In general, when comparing a new measurement method with an old and established technique, it is important to determine whether the two measurement results are close to each other and agree sufficiently for the new method to replace the old one. The results of our study demonstrate that the measurements of ONSD obtained by CT as compared to measurements obtained by MRI were within the pre-chosen margin for acceptable discrepancy of 0.2 mm. In addition, all measurements of ONSD by both MRI and CT were less than 5 mm, the acceptable upper normal limit for ONSD.

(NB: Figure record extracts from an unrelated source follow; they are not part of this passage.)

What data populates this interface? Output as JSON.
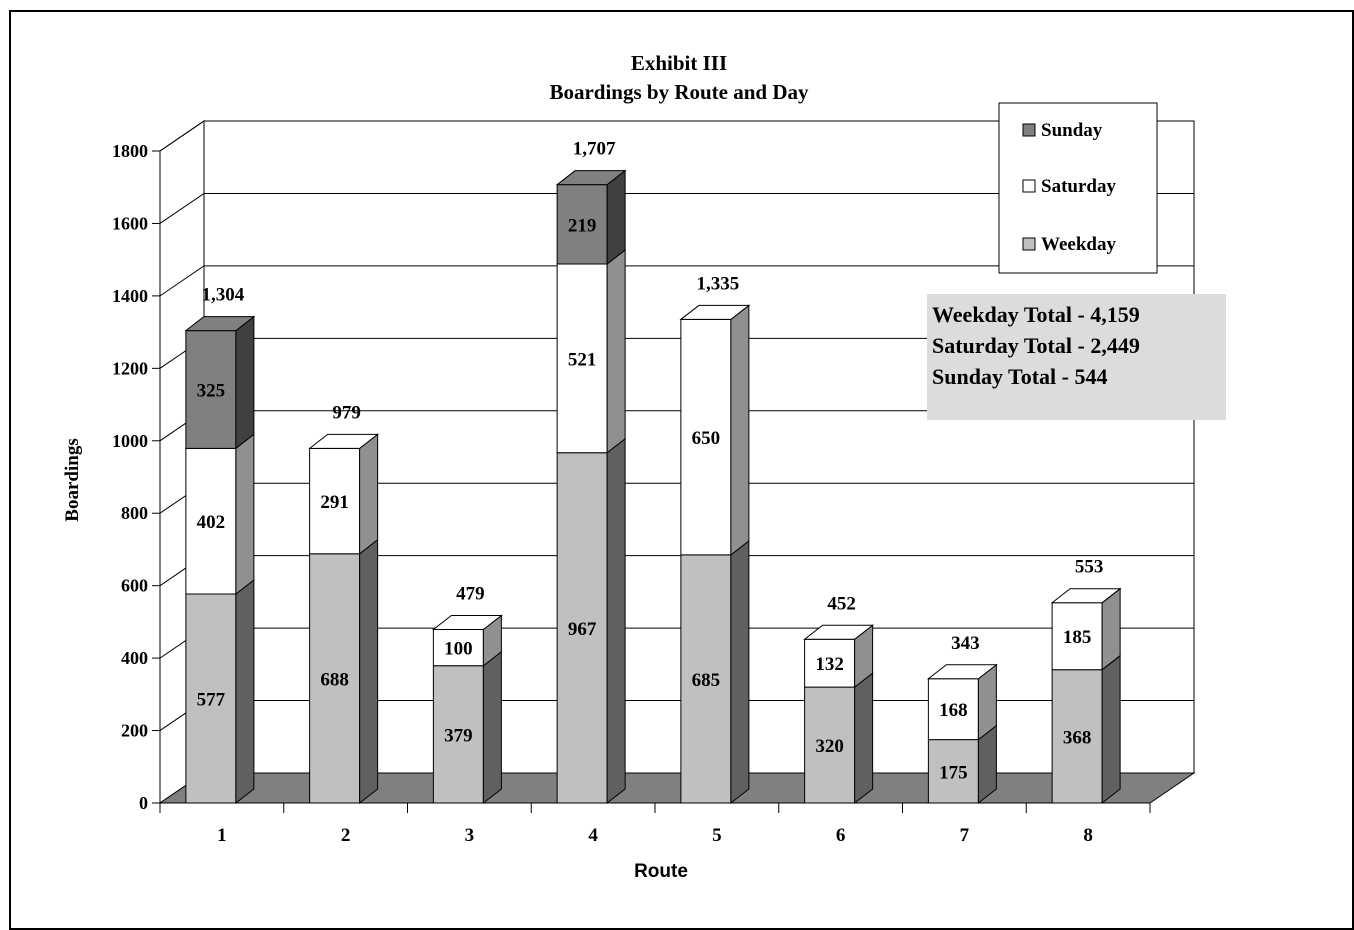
{
  "chart_data": {
    "type": "bar",
    "stacked": true,
    "style": "3d",
    "title": "Exhibit III",
    "subtitle": "Boardings by Route and Day",
    "xlabel": "Route",
    "ylabel": "Boardings",
    "categories": [
      "1",
      "2",
      "3",
      "4",
      "5",
      "6",
      "7",
      "8"
    ],
    "series": [
      {
        "name": "Weekday",
        "values": [
          577,
          688,
          379,
          967,
          685,
          320,
          175,
          368
        ],
        "color": "#c0c0c0"
      },
      {
        "name": "Saturday",
        "values": [
          402,
          291,
          100,
          521,
          650,
          132,
          168,
          185
        ],
        "color": "#ffffff"
      },
      {
        "name": "Sunday",
        "values": [
          325,
          null,
          null,
          219,
          null,
          null,
          null,
          null
        ],
        "color": "#808080"
      }
    ],
    "totals": [
      "1,304",
      "979",
      "479",
      "1,707",
      "1,335",
      "452",
      "343",
      "553"
    ],
    "ylim": [
      0,
      1800
    ],
    "yticks": [
      0,
      200,
      400,
      600,
      800,
      1000,
      1200,
      1400,
      1600,
      1800
    ],
    "grid": true,
    "legend": {
      "position": "top-right",
      "order": [
        "Sunday",
        "Saturday",
        "Weekday"
      ]
    },
    "annotation": [
      "Weekday Total - 4,159",
      "Saturday Total - 2,449",
      "Sunday Total - 544"
    ],
    "colors": {
      "floor": "#808080",
      "annotation_bg": "#dcdcdc"
    }
  }
}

In general, non-invasive assessments of ICP do not obviate the need for invasive monitoring. Invasive monitoring detects changes of ICP continuously whereas non-invasive measurements are randomly done and at interval. In addition the direct measurement techniques offer therapeutic option such as intraventricular drainage of cerebrospinal fluid. However, noninvasive Screening tests may be useful in select populations who would not otherwise require invasive monitoring and could undergo CT or MRI scans, such as patients with Liver failure, meningitis, stroke, and moderate traumatic brain injury. Access to a reliable noninvasive measure of ICP from a readily available and often ordered imaging modalities such as CT scan could be extremely valuable in the initial evaluation of patients with suspected ICP and guide early appropriate management. The technique could have a role as a screening tool for identification of patients in need of invasive ICP monitoring after moderate head trauma. It could also play a role in diagnosis and evaluation of several chronic disorders potentially associated with increased ICP values such as hydrocephalus, pseudotumor cerebri and intracranial mass lesions.

  1. Limitation

The study is limited by its retrospective nature and small sample size and because it only included measurements of ONSD that are within normal limit. The age and Gender distribution was not uniform and any age or gender related discrepancy may account for lack of uniformity of the overall measurements. The other limitations are that the measurements are not directly compared with the gold standard (direct ICP measurement) and they are to some extent reader dependent and may vary based on the images selected. Furthermore the time between the imaging modalities compared varied from hours to days. However this limitation may not be of high significance since our subjects had all normal ONSD. A future prospective study of the

correlation between CT and MRI measurements of ONSD in a population which include subjects with increased ICP and ONSD would eliminate some of the limitations and further confirm the correlation between these two measurements.

  1. Conclusion

Results comparable to MRI were obtained from CT scan measure- ment of ONSD. Measurement of ONSD by CT scan could be used to indirectly asses the ICP in addition to clinical assessment and other signs of increased ICP on CT scan.

Acknowledgment

We thank Dr. Shaw and Mrs. Patricia Abruzzino Passarella for reviewing the manuscript.